The apt with the maggot crockpot? No heat. Sucky space heater I didn’t dare leave on unsupervised. Yeah, I’m a master at the art of staying warm. (The fish, thankfully, have their own heaters, and water is fairly good at storing heat)
I’ve been fortunate to never be in a thermostat war. My temp or the outside temp, and Canada’s outside temp is not better than my temp.
Sittiekitty: Ooh, that could make another great plot. Both roomies are going to visit family for the holidays. First roomie figures she should just unplug the freezer to save energy because it’s empty. Second roomie has some extra food in her mini fridge, so she throws it in the freezer, not realizing it’s unplugged. And then they both leave for a week…
(Obvs most people don’t have the luxury of traveling for a long time during the holidays, but maybe one or both is unemployed so they have the time, and the family might be local and/or paying for transport.)
Katz — college students. Even working at the school I got 10~ days. And thank the gods for fish and an excuse not to be here for all of them!
I’m barely 40, and not Jewish, and I know people who were personally affected by the Holocaust. My ex’s father ended up in the UK because he fled there from Germany with his mother. Most of his family didn’t make it.
Dead baby jokes – my cousin miscarried her first pregnancy. My sister in law almost lost her second, and was on bed rest for months. It was a close call.
Seeing a pattern here? The idea that “nobody” will mind is based on a very limited idea of who might be listening (and not giving a shit if whoever you’re defining as nobody happens to hear too).

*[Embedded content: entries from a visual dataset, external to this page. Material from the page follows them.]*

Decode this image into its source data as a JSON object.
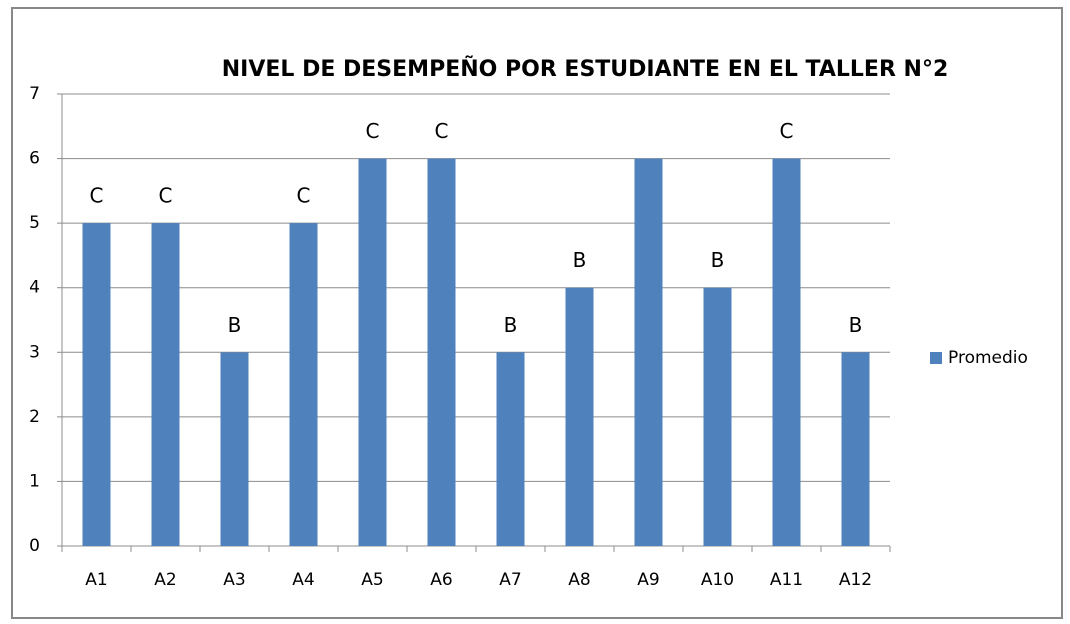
{
  "chart_data": {
    "type": "bar",
    "title": "NIVEL DE DESEMPEÑO POR ESTUDIANTE EN EL TALLER N°2",
    "categories": [
      "A1",
      "A2",
      "A3",
      "A4",
      "A5",
      "A6",
      "A7",
      "A8",
      "A9",
      "A10",
      "A11",
      "A12"
    ],
    "series": [
      {
        "name": "Promedio",
        "color": "#4f81bd",
        "values": [
          5,
          5,
          3,
          5,
          6,
          6,
          3,
          4,
          6,
          4,
          6,
          3
        ]
      }
    ],
    "annotations": [
      "C",
      "C",
      "B",
      "C",
      "C",
      "C",
      "B",
      "B",
      null,
      "B",
      "C",
      "B"
    ],
    "ylim": [
      0,
      7
    ],
    "yticks": [
      0,
      1,
      2,
      3,
      4,
      5,
      6,
      7
    ],
    "grid": true,
    "legend": "right"
  }
}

Even home economics presumes you have money that can be managed. I remember the shock of realising just how much being poor had affected the person I was with at the time. She had 2 kids, no support from ex, and just the supporting parent benefit (this is Australia remember). She was fan.tas.tic at providing good wholesome meals to the kids and eking out the cash (and turning off the lights) for household bills and always getting Xmas and birthday gifts on lay by well in advance to pay them off in tiny instalments. But she couldn’t save money on other essentials because she had no money spare at any time.
We were in a shopping centre and I spotted a rack of kids clothes going out cheap, so cheap. Grabbed her arm, raced across and we picked up an armful of good stuff for them and I paid the equivalent of a good lunch+coffee+cake for the lot. She hadn’t even seen the shop. She didn’t keep her eye out for sales or bargains because she had no money for them anyway. It was all week to week, dollar by scrimping dollar. It’s tunnel vision. It’s soul destroying.
I once offered her a bit of extra money – she looked after my kids – because I’d got some back pay so I thought she should share in this bonanza. Her response was that she didn’t need it, there were no bills outstanding. So I had to spell it for her. This was her chance to get something for herself, some shoes or new bras or stock up on undies or get a haircut – not just to get up to date with the phone bill or feed the kids some steak for a change. She “hadn’t thought of that”.
>>>The obnoxious flip side is the idea that rich people are rich because they’re so damn good at managing money and so the kids of millionaires become millionaires because their parents taught them to manage money, not because of trust funds and nepotism, and if millionaires suddenly lost all their money they’d be better at being poor than all those stupid poor people and they’d gain it back because of their amazing money-management skills.
That’s awesome. So let’s take all the trust fund kiddies and take their money and give it to poor children, and have the trust fund kids live in squalor for a few years. The poor children will at least get a few years of joy out of it before they splurge it all away and the rich kids will not get any lasting damage from it since they’ll just make it all back anyway once they hit their teens or early twenties. Right?